Many times it goes like this:
DR: "Well, what did you give?"
RT: "Duoneb."
DR: "Okay, I'll write the order."
I respect that. And if I thought the patient needed three treatments, then I'd go ahead and give the three, and the doctor would cover for me by writing the order.
Does the patient need an ABG and the doctor is not available? Well, by golly, do the ABG. The doctor will write the order.
In a way, we really have no need for a protocol when the system works as well as it does here. Except, some doctors get a little anal retentive.
Still, if someone needs a treatment, I will not allow that patient to suffer while waiting for the doctor. In my opinion, this is simple common sense.
If we had a protocol, I'd like it to be something like this:
- Do one treatment and assess. If pt breathing fine stop and reassess in 30 minutes
- If pt is still SOB due to bronchospasm, do a second treatment. If pt. breathing fine after, stop and reassess in 30 minutes.
- If pt is still SOB due to bronchospasm, do a third treatment. If pt. breathing fine after tx stop and reassess in 30 minutes.
Ideally, a patient should get up to 3 treatments if needed, and then the doctor should be informed if more treatments are needed.

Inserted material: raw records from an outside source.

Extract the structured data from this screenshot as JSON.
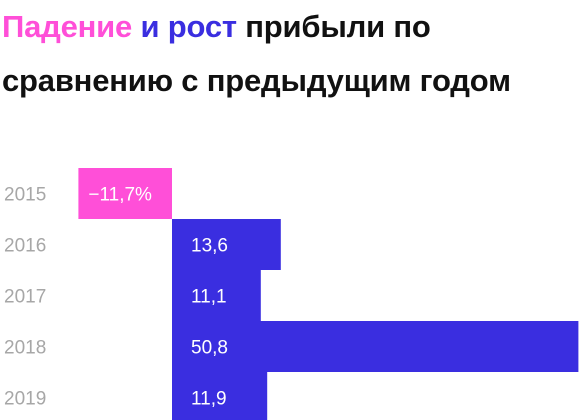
{
  "title": {
    "part_decline": "Падение",
    "part_and": " и",
    "part_growth": " рост",
    "part_rest": " прибыли по сравнению с предыдущим годом"
  },
  "colors": {
    "negative": "#ff4fd8",
    "positive": "#3a2ee0",
    "year_label": "#a7a7a7",
    "bar_label": "#ffffff",
    "title_dark": "#111111"
  },
  "chart_data": {
    "type": "bar",
    "orientation": "horizontal",
    "categories": [
      "2015",
      "2016",
      "2017",
      "2018",
      "2019"
    ],
    "values": [
      -11.7,
      13.6,
      11.1,
      50.8,
      11.9
    ],
    "value_labels": [
      "−11,7%",
      "13,6",
      "11,1",
      "50,8",
      "11,9"
    ],
    "unit": "%",
    "title": "Падение и рост прибыли по сравнению с предыдущим годом",
    "xlabel": "",
    "ylabel": "",
    "grid": false,
    "legend": "none"
  }
}
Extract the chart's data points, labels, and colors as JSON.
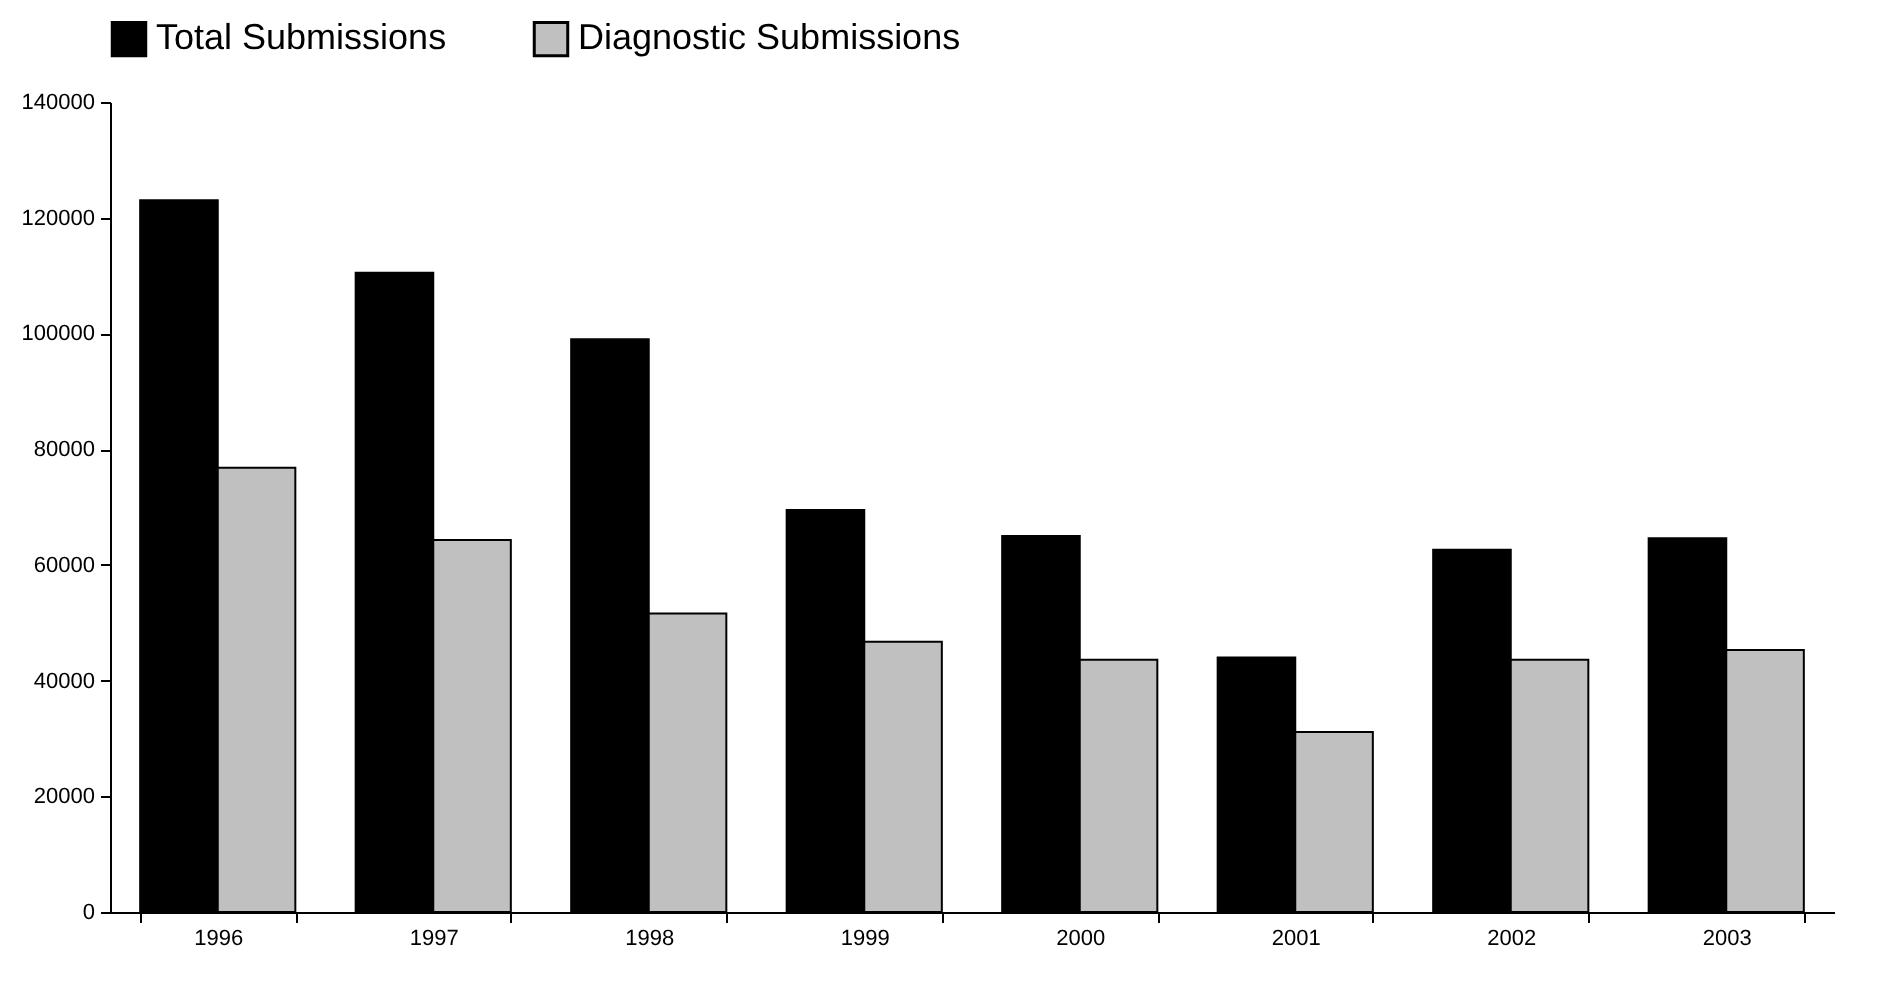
{
  "chart_data": {
    "type": "bar",
    "categories": [
      "1996",
      "1997",
      "1998",
      "1999",
      "2000",
      "2001",
      "2002",
      "2003"
    ],
    "series": [
      {
        "name": "Total Submissions",
        "color": "#000000",
        "values": [
          123000,
          110500,
          99000,
          69500,
          65000,
          44000,
          62600,
          64600
        ]
      },
      {
        "name": "Diagnostic Submissions",
        "color": "#c0c0c0",
        "values": [
          76800,
          64300,
          51600,
          46700,
          43600,
          31100,
          43600,
          45300
        ]
      }
    ],
    "ylim": [
      0,
      140000
    ],
    "yticks": [
      0,
      20000,
      40000,
      60000,
      80000,
      100000,
      120000,
      140000
    ],
    "grid": false,
    "legend": "top"
  }
}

No paperwork. No complex algorithm.
In short, if a pt. feels better after 3 treatments they should get discharged to home, and if not they'll probably need to be admitted. It's that simple. Quick and easy.
Of course you have to add common sense to the mix too.
How does your hospital deal with the ER rush?
1 comment:
every patient who is SOB or has ever in thier life had a history of having SOB gets a 30 minute neb and ABG. It greatly annoys me. Complete waste of time and resources in most cases.